Daniel Fagerstrom wrote:
Joerg Heinicke wrote:
On 10.11.2004 12:15, Daniel Fagerstrom wrote:
AFAICS we don't need the formatCache in a convertion component, each convertor will only be needed to be defined once. The generateSaxFragment is also somewhat specific for my taste, I wonder if that is part of the convertion concern. Furthermore it has an empty implementation in all the convertors within CForms, so it is hard to see what it is supposed to be good for.
One exception:
http://svn.apache.org/viewcvs.cgi/cocoon/trunk/src/blocks/forms/java/org/apache/cocoon/forms/datatype/convertor/FormattingDateConvertor.java?rev=56582&view=markup
Wasn't carefull enough when I browsed the code obviously.
The convertor params might be needed in the output as it is the case for the DateConvertor. The pattern will be reused in the HTML output for the calendar widget.
I see, for the variant part the most popular idea in the discussion have been for the view to ask for what variant (presentation class) to use. E.g. ${$date#datetime}, meaning give me a string representation of the object in the $date variable using the current locale and the presentation class datetime. As the presentation class is decided in the view template, the template writer can make that info available for the stylesheet also, if needed.

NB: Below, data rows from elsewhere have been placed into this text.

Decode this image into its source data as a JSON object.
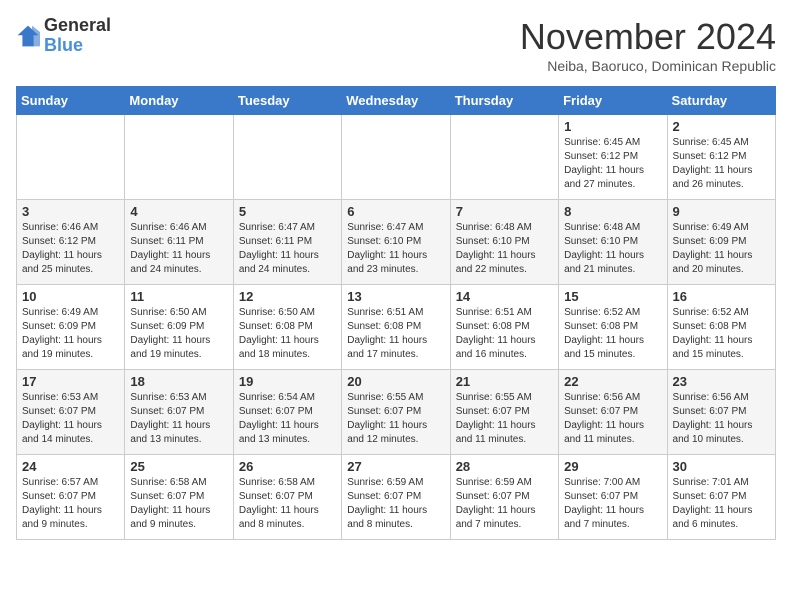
{
  "header": {
    "logo_general": "General",
    "logo_blue": "Blue",
    "month_year": "November 2024",
    "location": "Neiba, Baoruco, Dominican Republic"
  },
  "weekdays": [
    "Sunday",
    "Monday",
    "Tuesday",
    "Wednesday",
    "Thursday",
    "Friday",
    "Saturday"
  ],
  "weeks": [
    [
      {
        "day": "",
        "info": ""
      },
      {
        "day": "",
        "info": ""
      },
      {
        "day": "",
        "info": ""
      },
      {
        "day": "",
        "info": ""
      },
      {
        "day": "",
        "info": ""
      },
      {
        "day": "1",
        "info": "Sunrise: 6:45 AM\nSunset: 6:12 PM\nDaylight: 11 hours\nand 27 minutes."
      },
      {
        "day": "2",
        "info": "Sunrise: 6:45 AM\nSunset: 6:12 PM\nDaylight: 11 hours\nand 26 minutes."
      }
    ],
    [
      {
        "day": "3",
        "info": "Sunrise: 6:46 AM\nSunset: 6:12 PM\nDaylight: 11 hours\nand 25 minutes."
      },
      {
        "day": "4",
        "info": "Sunrise: 6:46 AM\nSunset: 6:11 PM\nDaylight: 11 hours\nand 24 minutes."
      },
      {
        "day": "5",
        "info": "Sunrise: 6:47 AM\nSunset: 6:11 PM\nDaylight: 11 hours\nand 24 minutes."
      },
      {
        "day": "6",
        "info": "Sunrise: 6:47 AM\nSunset: 6:10 PM\nDaylight: 11 hours\nand 23 minutes."
      },
      {
        "day": "7",
        "info": "Sunrise: 6:48 AM\nSunset: 6:10 PM\nDaylight: 11 hours\nand 22 minutes."
      },
      {
        "day": "8",
        "info": "Sunrise: 6:48 AM\nSunset: 6:10 PM\nDaylight: 11 hours\nand 21 minutes."
      },
      {
        "day": "9",
        "info": "Sunrise: 6:49 AM\nSunset: 6:09 PM\nDaylight: 11 hours\nand 20 minutes."
      }
    ],
    [
      {
        "day": "10",
        "info": "Sunrise: 6:49 AM\nSunset: 6:09 PM\nDaylight: 11 hours\nand 19 minutes."
      },
      {
        "day": "11",
        "info": "Sunrise: 6:50 AM\nSunset: 6:09 PM\nDaylight: 11 hours\nand 19 minutes."
      },
      {
        "day": "12",
        "info": "Sunrise: 6:50 AM\nSunset: 6:08 PM\nDaylight: 11 hours\nand 18 minutes."
      },
      {
        "day": "13",
        "info": "Sunrise: 6:51 AM\nSunset: 6:08 PM\nDaylight: 11 hours\nand 17 minutes."
      },
      {
        "day": "14",
        "info": "Sunrise: 6:51 AM\nSunset: 6:08 PM\nDaylight: 11 hours\nand 16 minutes."
      },
      {
        "day": "15",
        "info": "Sunrise: 6:52 AM\nSunset: 6:08 PM\nDaylight: 11 hours\nand 15 minutes."
      },
      {
        "day": "16",
        "info": "Sunrise: 6:52 AM\nSunset: 6:08 PM\nDaylight: 11 hours\nand 15 minutes."
      }
    ],
    [
      {
        "day": "17",
        "info": "Sunrise: 6:53 AM\nSunset: 6:07 PM\nDaylight: 11 hours\nand 14 minutes."
      },
      {
        "day": "18",
        "info": "Sunrise: 6:53 AM\nSunset: 6:07 PM\nDaylight: 11 hours\nand 13 minutes."
      },
      {
        "day": "19",
        "info": "Sunrise: 6:54 AM\nSunset: 6:07 PM\nDaylight: 11 hours\nand 13 minutes."
      },
      {
        "day": "20",
        "info": "Sunrise: 6:55 AM\nSunset: 6:07 PM\nDaylight: 11 hours\nand 12 minutes."
      },
      {
        "day": "21",
        "info": "Sunrise: 6:55 AM\nSunset: 6:07 PM\nDaylight: 11 hours\nand 11 minutes."
      },
      {
        "day": "22",
        "info": "Sunrise: 6:56 AM\nSunset: 6:07 PM\nDaylight: 11 hours\nand 11 minutes."
      },
      {
        "day": "23",
        "info": "Sunrise: 6:56 AM\nSunset: 6:07 PM\nDaylight: 11 hours\nand 10 minutes."
      }
    ],
    [
      {
        "day": "24",
        "info": "Sunrise: 6:57 AM\nSunset: 6:07 PM\nDaylight: 11 hours\nand 9 minutes."
      },
      {
        "day": "25",
        "info": "Sunrise: 6:58 AM\nSunset: 6:07 PM\nDaylight: 11 hours\nand 9 minutes."
      },
      {
        "day": "26",
        "info": "Sunrise: 6:58 AM\nSunset: 6:07 PM\nDaylight: 11 hours\nand 8 minutes."
      },
      {
        "day": "27",
        "info": "Sunrise: 6:59 AM\nSunset: 6:07 PM\nDaylight: 11 hours\nand 8 minutes."
      },
      {
        "day": "28",
        "info": "Sunrise: 6:59 AM\nSunset: 6:07 PM\nDaylight: 11 hours\nand 7 minutes."
      },
      {
        "day": "29",
        "info": "Sunrise: 7:00 AM\nSunset: 6:07 PM\nDaylight: 11 hours\nand 7 minutes."
      },
      {
        "day": "30",
        "info": "Sunrise: 7:01 AM\nSunset: 6:07 PM\nDaylight: 11 hours\nand 6 minutes."
      }
    ]
  ]
}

For the pattern info I don't know. Is it really a user friendly to present Java date formating pattern info? The difference between M, MM and MMM or between h and H isn't that obvious for the user I would believe. Maybe one could use I18N catalogues instead and get something a little bit more readable.
The date pattern is used on the client-side by the calendar widget which has the very good idea to use SimpleDateFormat's pattern syntax (actually, this is one of the reasons that made me choose this calendar). So (fortunately!) the user doesn't see it :-)
Having the datatype output an XML fragment is the first step towards client-side syntactical validation.